Der Penner knallt mit dem Kopf auf den verschmutzten Beckenrand.

*

Ich tauche in die Menschenmasse. Menschen überall. Überall Menschen. Menschenaugen. Menschennasen. Menschenohren. Menschenmünder. Menschenhaut. Menschengestank. Mir wird übel. Menschen. Überall. Auf der Wiese. Auf dem Platz. Im Kaufhof. Überall.
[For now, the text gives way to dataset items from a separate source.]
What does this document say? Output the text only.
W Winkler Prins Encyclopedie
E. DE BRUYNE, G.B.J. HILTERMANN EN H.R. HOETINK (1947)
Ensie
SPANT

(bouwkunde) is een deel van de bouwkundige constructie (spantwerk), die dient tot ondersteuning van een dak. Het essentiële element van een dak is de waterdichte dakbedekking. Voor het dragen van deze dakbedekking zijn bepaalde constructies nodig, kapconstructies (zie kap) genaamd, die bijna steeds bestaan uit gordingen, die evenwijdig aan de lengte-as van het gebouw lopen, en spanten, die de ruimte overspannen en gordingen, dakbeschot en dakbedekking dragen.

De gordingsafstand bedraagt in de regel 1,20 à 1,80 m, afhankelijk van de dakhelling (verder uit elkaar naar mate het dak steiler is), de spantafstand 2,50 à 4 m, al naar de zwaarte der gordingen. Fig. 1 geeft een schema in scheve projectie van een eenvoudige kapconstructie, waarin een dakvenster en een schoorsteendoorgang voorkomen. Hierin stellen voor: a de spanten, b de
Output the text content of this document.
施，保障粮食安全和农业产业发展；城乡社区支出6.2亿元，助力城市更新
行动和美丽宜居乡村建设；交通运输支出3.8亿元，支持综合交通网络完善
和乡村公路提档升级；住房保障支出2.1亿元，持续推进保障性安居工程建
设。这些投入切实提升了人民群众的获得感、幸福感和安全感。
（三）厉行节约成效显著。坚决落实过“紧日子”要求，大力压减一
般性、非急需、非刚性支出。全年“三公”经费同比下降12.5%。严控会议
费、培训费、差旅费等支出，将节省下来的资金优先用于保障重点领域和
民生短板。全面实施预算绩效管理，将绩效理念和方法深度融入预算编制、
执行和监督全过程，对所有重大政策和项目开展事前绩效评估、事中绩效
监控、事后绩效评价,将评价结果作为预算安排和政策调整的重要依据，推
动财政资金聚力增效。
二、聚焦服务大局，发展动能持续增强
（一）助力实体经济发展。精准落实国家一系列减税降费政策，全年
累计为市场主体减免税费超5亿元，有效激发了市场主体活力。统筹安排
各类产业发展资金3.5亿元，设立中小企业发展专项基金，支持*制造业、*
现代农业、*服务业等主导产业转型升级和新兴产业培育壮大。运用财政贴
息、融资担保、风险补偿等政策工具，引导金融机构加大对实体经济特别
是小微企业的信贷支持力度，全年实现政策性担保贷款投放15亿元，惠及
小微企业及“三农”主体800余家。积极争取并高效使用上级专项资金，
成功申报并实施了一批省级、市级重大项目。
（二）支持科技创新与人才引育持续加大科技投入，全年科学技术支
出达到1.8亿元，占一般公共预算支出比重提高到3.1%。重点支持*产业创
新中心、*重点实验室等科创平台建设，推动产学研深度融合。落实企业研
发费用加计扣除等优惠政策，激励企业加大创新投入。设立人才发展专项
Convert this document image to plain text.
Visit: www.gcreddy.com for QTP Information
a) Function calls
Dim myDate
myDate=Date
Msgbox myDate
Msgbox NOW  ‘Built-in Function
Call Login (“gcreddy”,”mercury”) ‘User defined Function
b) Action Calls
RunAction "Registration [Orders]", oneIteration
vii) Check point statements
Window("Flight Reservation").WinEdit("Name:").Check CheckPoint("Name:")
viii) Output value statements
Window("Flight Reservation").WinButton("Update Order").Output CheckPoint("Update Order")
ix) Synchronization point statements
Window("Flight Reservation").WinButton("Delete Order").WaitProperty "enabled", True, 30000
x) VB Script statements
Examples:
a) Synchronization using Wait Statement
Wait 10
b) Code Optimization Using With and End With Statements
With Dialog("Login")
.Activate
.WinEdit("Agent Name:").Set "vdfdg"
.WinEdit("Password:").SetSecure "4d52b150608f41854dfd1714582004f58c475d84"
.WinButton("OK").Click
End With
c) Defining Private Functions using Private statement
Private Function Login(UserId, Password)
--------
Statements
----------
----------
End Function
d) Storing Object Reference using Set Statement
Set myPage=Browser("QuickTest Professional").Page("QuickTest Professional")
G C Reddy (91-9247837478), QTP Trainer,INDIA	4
Die Schließer haben die Türen geöffnet. Detektive stehen wartend neben ihnen. Menschen strömen in den Kaufhof. Wie Bäche. Strömen rauf die Rolltreppen. Strömen runter die Rolltreppen. Verharren. Manchmal. Bewundern. Verwundern Könnten alles kaufen. Wenn sie könnten. Lauter wundervolle Dinge, die man nicht braucht. Lockende Dinge. Verlockende Dinge. Schöne Dinge. Hässliche Dinge. Alles Dinge. Menschen und Dinge.
Ich habe nichts. Brauche nichts. Bin nichts. Ströme raus aus dem unnützen Ding. Diesem Blender. Diesem Verschwender. Diesem Abzocker. Ströme mit den Menschen auf den Platz. Blicke in jedes Gesicht. Es gibt dieses Gesicht. Muss es geben. Erkenne es. Würde es erkennen. Das Gesicht. Unter Tausenden. Bin mir sicher. Wo ist es? Und die Hände. Wie Schaufeln. Ströme zurück zum Platz.

*

Lisa im rosa Neglige. Stiert den Penner an. Dreht seinen Kopf. Leere Augen stieren Lisa an. Drogen. Lisa schaudert es. Sie denkt an Rolfi. Seine leeren, toten Augen. Was soll nun werden. Lisa strömt in den Kaufhof. Wird wohl auch unsichtbar.

*

Der Mann in Weiß beugt sich über mich. Mit Augen, die lächeln. Mit weißen Augen. Alles ist weiß. Blendend weiß. Verschwunden das Dunkel. Der Mann ist ein Engel. Kein Müllmannengel. Ein Himmelsengel. Er hat die Flügel eingezogen, streift mir das weiße Hemd vom Körper, wäscht mich zärtlich. Es ist angenehm. Seine Hände sind weich und warm. Der Engel lächelt mit weißen Augen. Dann verschwindet er. Mit ihm das Lächeln. Das blendende Weiß. Ich bin allein.